Zentral für die Überzeugungen des Autors ist dagegen die Unmöglichkeit nicht endenden Wachstums. So speist sich seine Verzichtsethik aus philosophischen Traditionen, rechnet mit dem Status quo von Lebensweisen ab, bei denen nicht viel gefragt wird, bevor umso mehr konsumiert wird, und wird schließlich zur entschiedenen Postwachstumsstrategie. Ins Visier genommen wird die immer größer werdende "Schere zwischen einigen wenigen Nutznießern des Wachstums und einer großen Mehrheit, die am Mehr des Wachstums nicht partizipiert".
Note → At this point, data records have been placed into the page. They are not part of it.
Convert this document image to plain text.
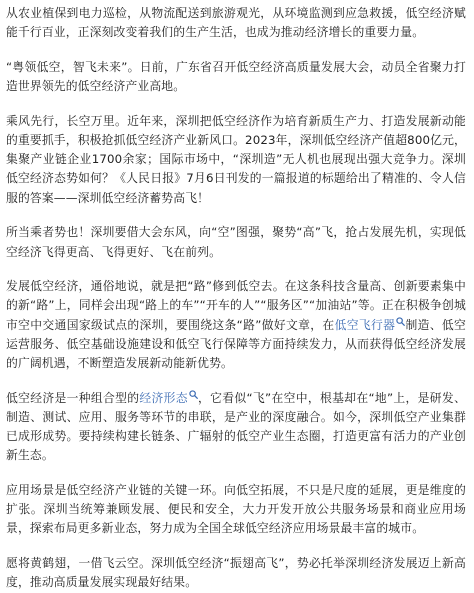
从农业植保到电力巡检，从物流配送到旅游观光，从环境监测到应急救援，低空经济赋能千行百业，正深刻改变着我们的生产生活，也成为推动经济增长的重要力量。

“粤领低空，智飞未来”。日前，广东省召开低空经济高质量发展大会，动员全省聚力打造世界领先的低空经济产业高地。

乘风先行，长空万里。近年来，深圳把低空经济作为培育新质生产力、打造发展新动能的重要抓手，积极抢抓低空经济产业新风口。2023年，深圳低空经济产值超800亿元，集聚产业链企业1700余家；国际市场中，“深圳造”无人机也展现出强大竞争力。深圳低空经济态势如何？《人民日报》7月6日刊发的一篇报道的标题给出了精准的、令人信服的答案——深圳低空经济蓄势高飞！

所当乘者势也！深圳要借大会东风，向“空”图强，聚势“高”飞，抢占发展先机，实现低空经济飞得更高、飞得更好、飞在前列。

发展低空经济，通俗地说，就是把“路”修到低空去。在这条科技含量高、创新要素集中的新“路”上，同样会出现“路上的车”“开车的人”“服务区”“加油站”等。正在积极争创城市空中交通国家级试点的深圳，要围绕这条“路”做好文章，在低空飞行器 制造、低空运营服务、低空基础设施建设和低空飞行保障等方面持续发力，从而获得低空经济发展的广阔机遇，不断塑造发展新动能新优势。

低空经济是一种组合型的经济形态 ，它看似“飞”在空中，根基却在“地”上，是研发、制造、测试、应用、服务等环节的串联，是产业的深度融合。如今，深圳低空产业集群已成形成势。要持续构建长链条、广辐射的低空产业生态圈，打造更富有活力的产业创新生态。

应用场景是低空经济产业链的关键一环。向低空拓展，不只是尺度的延展，更是维度的扩张。深圳当统筹兼顾发展、便民和安全，大力开发开放公共服务场景和商业应用场景，探索布局更多新业态，努力成为全国全球低空经济应用场景最丰富的城市。

愿将黄鹤翅，一借飞云空。深圳低空经济“振翅高飞”，势必托举深圳经济发展迈上新高度，推动高质量发展实现最好结果。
Die Klimaethik ist das Herzstück seiner Ethik des Verzichts. Hier kann Zimmermann - 2023 Initiator eines ökumenischen Appells für entschiedenere Klimapolitik - auch Verboten als notwendiges Mittel demokratischer Ordnung etwas abgewinnen und tritt für eine "Kulturtechnik der freiwilligen und tolerierten Einschränkungen" ein. Nimmt man Zimmermann beim Wort, wird der Verzicht zwar nicht zum Gebot, aber eben zum "right thing to do". Und wenn der Verzicht des Einzelnen Wellen schlägt und andere zur Nachahmung anregt, entstehe ein Klima, in dem auch staatliche Verbote auf offene Ohren treffen. Wer verzichtet, darf sich folglich auf die Fahne schreiben: "aktiv, entscheidungsstark und zukunftsorientiert". Nicht schlecht, in diesen Zeiten. ELISA SCHÜLER
Ruben Zimmermann: "Warum weniger gut sein kann". Eine Ethik des Verzichts.
Reclam Verlag, Ditzingen 2025. 120 S., br.